A pair of Nymphenburg porcelain vases with floral still lifes
"Vase No 20-26" models with handles formed as female heads, each fired in two parts and screw-mounted. Decorated on the display sides with finely painted bouquets of summer flowers in baskets. With the original metal mountings. Impressed "bindenschild" mark, one incised "No. 22" and both "1/5". The shaft of one restored. Localised retouches to the gilding. H 33.3, D 27.5 and 27.7 cm.
Around 1825/30, decor tentatively attributed to Johann Baptist Reis (Reiß) or Franz Xaver Nachtmann.
It seems like an obvious choice to attribute the decor of these vases to Nymphenburg's most renowned flower painter Franz Xaver Nachtmann (1799 - 1846). Nachtmann reached the pinnacle of his career at the Nymphenburg porcelain manufactory by 1823 at the latest, when he was appointed head painter of the flower department (Hantschmann 1997, p. 449), .

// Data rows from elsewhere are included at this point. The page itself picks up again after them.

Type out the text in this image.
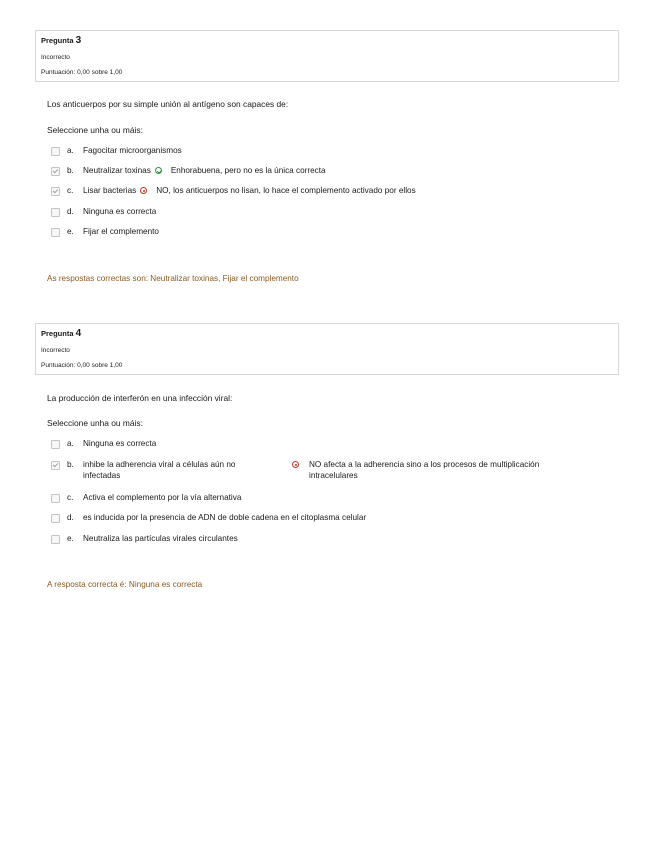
Pregunta 3
Incorrecto
Puntuación: 0,00 sobre 1,00
Los anticuerpos por su simple unión al antígeno son capaces de:
Seleccione unha ou máis:
a.	Fagocitar microorganismos
b.	Neutralizar toxinas Enhorabuena, pero no es la única correcta
c.	Lisar bacterias NO, los anticuerpos no lisan, lo hace el complemento activado por ellos
d.	Ninguna es correcta
e.	Fijar el complemento
As respostas correctas son: Neutralizar toxinas, Fijar el complemento
Pregunta 4
Incorrecto
Puntuación: 0,00 sobre 1,00
La producción de interferón en una infección viral:
Seleccione unha ou máis:
a.	Ninguna es correcta
b.	inhibe la adherencia viral a células aún no
infectadas
NO afecta a la adherencia sino a los procesos de multiplicación
intracelulares
c.	Activa el complemento por la vía alternativa
d.	es inducida por la presencia de ADN de doble cadena en el citoplasma celular
e.	Neutraliza las partículas virales circulantes
A resposta correcta é: Ninguna es correcta
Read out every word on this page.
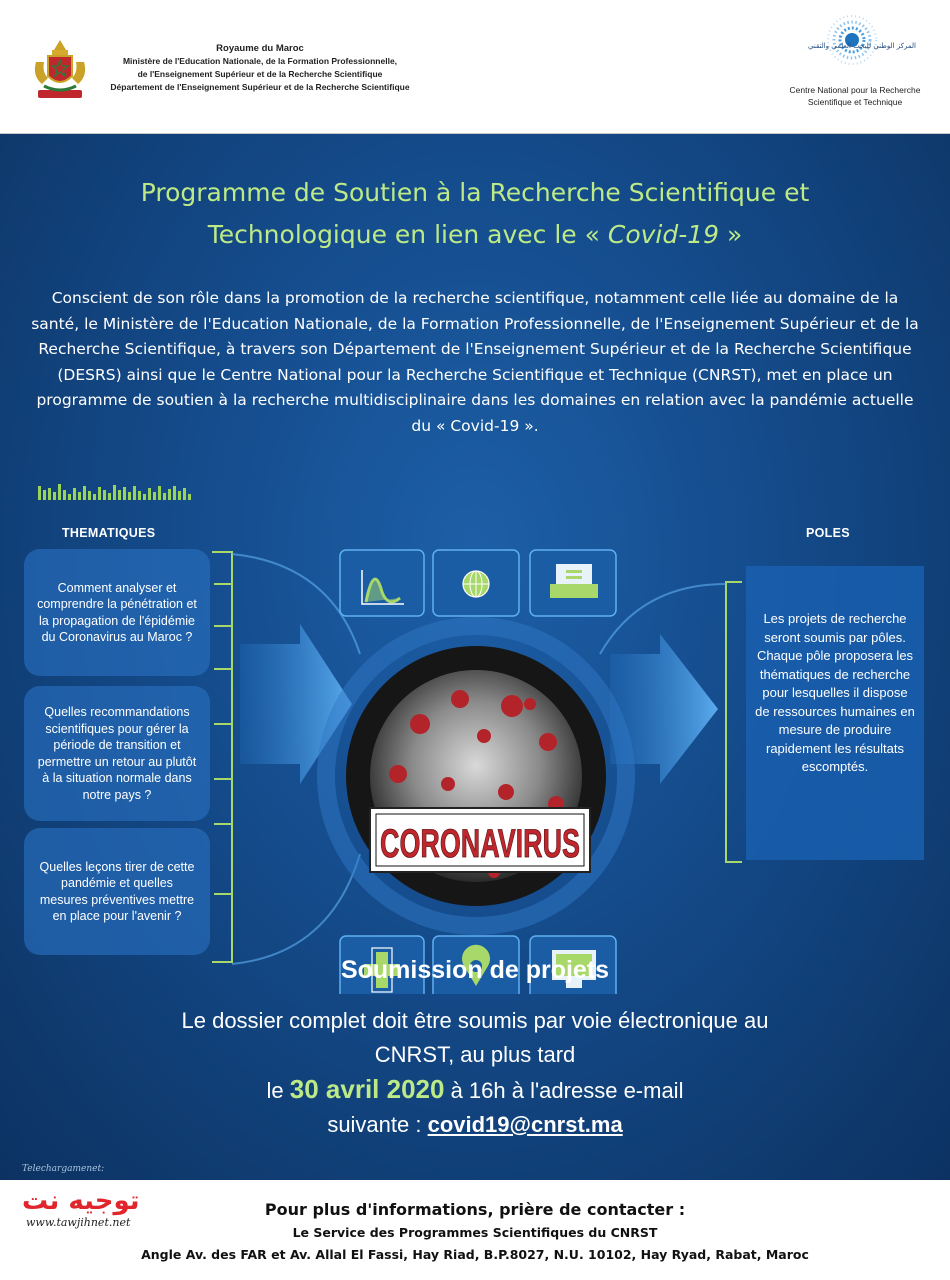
Royaume du Maroc
Ministère de l'Education Nationale, de la Formation Professionnelle,
de l'Enseignement Supérieur et de la Recherche Scientifique
Département de l'Enseignement Supérieur et de la Recherche Scientifique
المركز الوطني للبحث العلمي والتقني
Centre National pour la Recherche Scientifique et Technique
Programme de Soutien à la Recherche Scientifique et
Technologique en lien avec le « Covid-19 »
Conscient de son rôle dans la promotion de la recherche scientifique, notamment celle liée au domaine de la santé, le Ministère de l'Education Nationale, de la Formation Professionnelle, de l'Enseignement Supérieur et de la Recherche Scientifique, à travers son Département de l'Enseignement Supérieur et de la Recherche Scientifique (DESRS) ainsi que le Centre National pour la Recherche Scientifique et Technique (CNRST), met en place un programme de soutien à la recherche multidisciplinaire dans les domaines en relation avec la pandémie actuelle du « Covid-19 ».
CORONAVIRUS
THEMATIQUES	POLES
Comment analyser et comprendre la pénétration et la propagation de l'épidémie du Coronavirus au Maroc ?
Quelles recommandations scientifiques pour gérer la période de transition et permettre un retour au plutôt à la situation normale dans notre pays ?
Quelles leçons tirer de cette pandémie et quelles mesures préventives mettre en place pour l'avenir ?
Les projets de recherche seront soumis par pôles. Chaque pôle proposera les thématiques de recherche pour lesquelles il dispose de ressources humaines en mesure de produire rapidement les résultats escomptés.
Soumission de projets
Le dossier complet doit être soumis par voie électronique au CNRST, au plus tard
le 30 avril 2020 à 16h à l'adresse e-mail
suivante : covid19@cnrst.ma
Telechargamenet:
توجيه نت
www.tawjihnet.net
Pour plus d'informations, prière de contacter :
Le Service des Programmes Scientifiques du CNRST
Angle Av. des FAR et Av. Allal El Fassi, Hay Riad, B.P.8027, N.U. 10102, Hay Ryad, Rabat, Maroc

For a long time, therefore, such flower paintings were attributed exclusively to Nachtmann. However, Katharina Hantschmann was also able to identify Johann Baptist Ries (or Rieß) (1753 - 1825) as an outstanding flower painter on the basis of the archival records. A magnificent vase with splendid fruit and flower still lifes after Rachel Ruysch, from 1824/25 (formerly Bavarian National Museum collection inv. no. 77/287, illustrated in Hantschmann 1997, cat. 191), initially executed by Ries and completed by Nachtmann after his death in 1825, is not only a testimony to the painterly quality of both artists, but rather proof of the artistic and technical closeness that united these two Nymphenburg artists.
Literature
This form pub. in Hantschmann, Nymphenburger Porzellan, 1797-1847, Munich/Berlin 1996, p. 182, mod. 437.
For these artists see ibid, p. 331 and 449 ff.
Cf. this ground colour in Ziffer, Nymphenburger Porzellan. Sammlung Bäuml, Stuttgart 1997, no. 1191-1196.